Monday, 7 February 2011

At the court of public opinion

And lo! I found myself in a great vaulted court, upon the bench of which crouched a monster whose limbs shook incessantly, and whose face was bloated and twisted and black. And from his flabby mouth, each time he exhaled, issued a myriad sparks, which were drenched to cinders by the bile that followed them, and fell upon the granite blocks of the walls and on the beams and ceiling, and on the furnishings and on the floor, which was a sea of hissing, creaking clinker, while everything else besides was vanishing under a film of soot.
And I said to the demon at my side, who was naked except for a pork pie hat, and scratching himself, “what manner of creature is this?”
And he replied, “The name of the monster is ‘Opinion,’ and his time is the last winter of the living language. In his realm there is no tender thought that goes untrampled, no guilty dream that is not seized and turned out of doors to be pilloried, no doubt or difficulty that passes unreviled.”
And as I listened and watched, there was a dismal, universal hiss, and a multitude of blackened shapes began moving in the hall, and shaking themselves, so that they spattered each other with droplets of pitch, and I thought that they were dogs or crows, but the demon said:
“These are Opinion’s people, who cleave to him because they fear the silent zones of their imaginings, and because he tears up every day behind them as it passes, and weaves all their life from the prickings of the moment.”
And as I looked, around the margins of the hall appeared others, each holding a box with a glistening eye; and I said to the demon, “what machines are those that the bored-looking men chewing gum are brandishing? I fear an emission of death rays.” And he replied: “Verily. Or not quite. Those are engines which capture a moving likeness and publish it throughout Opinion’s realm.
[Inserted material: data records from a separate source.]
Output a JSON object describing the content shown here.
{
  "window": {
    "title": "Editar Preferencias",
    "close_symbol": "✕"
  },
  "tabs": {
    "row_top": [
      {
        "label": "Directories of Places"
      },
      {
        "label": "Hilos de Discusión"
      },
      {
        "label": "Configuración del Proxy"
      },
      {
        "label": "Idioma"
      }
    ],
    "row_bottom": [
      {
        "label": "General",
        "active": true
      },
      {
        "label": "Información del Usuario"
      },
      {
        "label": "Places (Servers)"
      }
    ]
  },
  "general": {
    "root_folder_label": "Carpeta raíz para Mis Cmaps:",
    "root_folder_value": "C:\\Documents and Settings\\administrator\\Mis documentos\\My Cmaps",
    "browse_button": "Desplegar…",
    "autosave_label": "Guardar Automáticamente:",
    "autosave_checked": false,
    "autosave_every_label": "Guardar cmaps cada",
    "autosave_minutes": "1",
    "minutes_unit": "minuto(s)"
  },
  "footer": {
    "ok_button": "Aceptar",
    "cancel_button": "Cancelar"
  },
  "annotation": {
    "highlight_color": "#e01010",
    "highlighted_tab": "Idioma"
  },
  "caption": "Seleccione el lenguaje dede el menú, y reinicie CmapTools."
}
See how the people feign that the gum-chewers and their engines are not there?”
Then the people howled, and chewed the clinker from the floor, and began to utter, all at once: “what I think is” – “there should be a law” – “at the end of the day” – “if I was the government” – “listen...” – “no, you listen...” – “the thing is, basically” – “it’s shocking, disgraceful” – “no other word for it” – “call this democracy?” – with such a clamour and commotion that scarce one phrase could be told from any other.
And all the while the monster writhed and sparked and spat, but other beings, slender, discreetly-besuited and all unbesmirched, moved among the people, robbing them of their wallets and purses, and they noticed them not.
And my demon stopped scratching, and said: “what is now proved was once only imagined.”
Then a woman separated herself from the people, and wiped the soot from her face and eyes, and said, “all this is nonsense; we just don’t understand...” but the monster roared, and showered her with bile, and sparks that fired the pitch on her body, and the other people grabbed her by the throat and buried her beneath the clinker.
I wept, and my demon said, “steady as she goes, old blubber. They haven’t even started on the football, yet.” And he took off his pork pie hat, and put me inside, and we sailed up into the clouds, where there were ice crystals, and the wind fingered my ears, and I do not know whether it was the wind or my demon who sang in a whisper:

I know a man who has nothing to say
Who has violet eyes and hair white as milk
And a waistcoat as green as a willow in May –
Six buttons are roses of pink twisted silk

And we descended in a spiral, over the sea, where I saw numberless waves, lapping and momentarily reflecting the sun, and throwing up patterns of gold and silver, which were as inconstant spheres and intertangled lines of light along the granite cliffs. Then the voice sang again:

I met a lady who never once spoke;
She’d cyclamen eyes and sloe-berry lips
And a tunic as green as a late-August oak –
Six buttons were polished carnelian hips

Then we flew low across the heath, cutting the airy way like a bird, until we came to an ancient tomb, surrounded by tall firs (within which, my demon said, were entrapped the spirits of Roman legionaries). There he set me down, and said:
“Everything possible to be believed is an image of the truth.”
Then he was gone, and a kestrel landed on the high branch of a hornbeam tree, and shifted from foot to foot. And my mobile phone rang. It was a cold call, desiring me to “participate in a survey – your views count.”
To be continued (possibly).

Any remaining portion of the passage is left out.